You could probably double the amount of valuable customer feedback you get if you approached surveying like this:
Make it even easier for customers.
We know you’ve whittled your surveys down a lot over time because you found customers don’t have a long attention span for them.
But considering that only a handful start filling out surveys, and about half of those people never finish them, you’ll want to trim your surveys even more, according to research by marketing expert Robert Kaden.
Once customers find surveys too difficult to understand or too lengthy, they abandon them — regardless of whether the surveys are online, in email, on a postcard or conducted over the phone.
To eliminate survey complications and boost response rates:
Pretend you’re an Eighth Grader
Even if you’re a highly trained and tenured customer service or marketing professional, make questions simple to read.
Reader’s Digest and USA Today write their surveys at an eighth grade level.
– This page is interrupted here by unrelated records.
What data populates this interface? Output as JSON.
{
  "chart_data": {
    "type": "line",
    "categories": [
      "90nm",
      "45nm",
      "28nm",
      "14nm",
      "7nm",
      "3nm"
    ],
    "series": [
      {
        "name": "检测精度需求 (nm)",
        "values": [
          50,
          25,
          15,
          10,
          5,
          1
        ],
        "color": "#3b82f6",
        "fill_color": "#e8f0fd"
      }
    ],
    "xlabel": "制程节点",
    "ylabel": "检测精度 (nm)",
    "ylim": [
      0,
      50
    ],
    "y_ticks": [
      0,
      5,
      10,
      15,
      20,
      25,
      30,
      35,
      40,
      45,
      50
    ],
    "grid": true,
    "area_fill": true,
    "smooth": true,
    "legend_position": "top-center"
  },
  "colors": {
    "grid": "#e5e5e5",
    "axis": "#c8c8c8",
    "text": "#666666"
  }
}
Your surveys should follow suit.
Avoid double-barreled questions
If you have to use the word “and” in a question, you should probably turn it into two questions.
For instance, “How useful do you find our FAQs and product information pages?” should be two questions.
Whittle it down
If the web page, email or hard-copy survey looks crowded with questions, customers will get overwhelmed and never respond.
Leave plenty of white space between even a small number of questions (you should ask five at most).
Ask easy questions first
Let customers warm up to the survey.
Put the questions that require more thought in the middle. Then wind down with another easy one or two.
This will help pull customers into the survey and become more invested in it.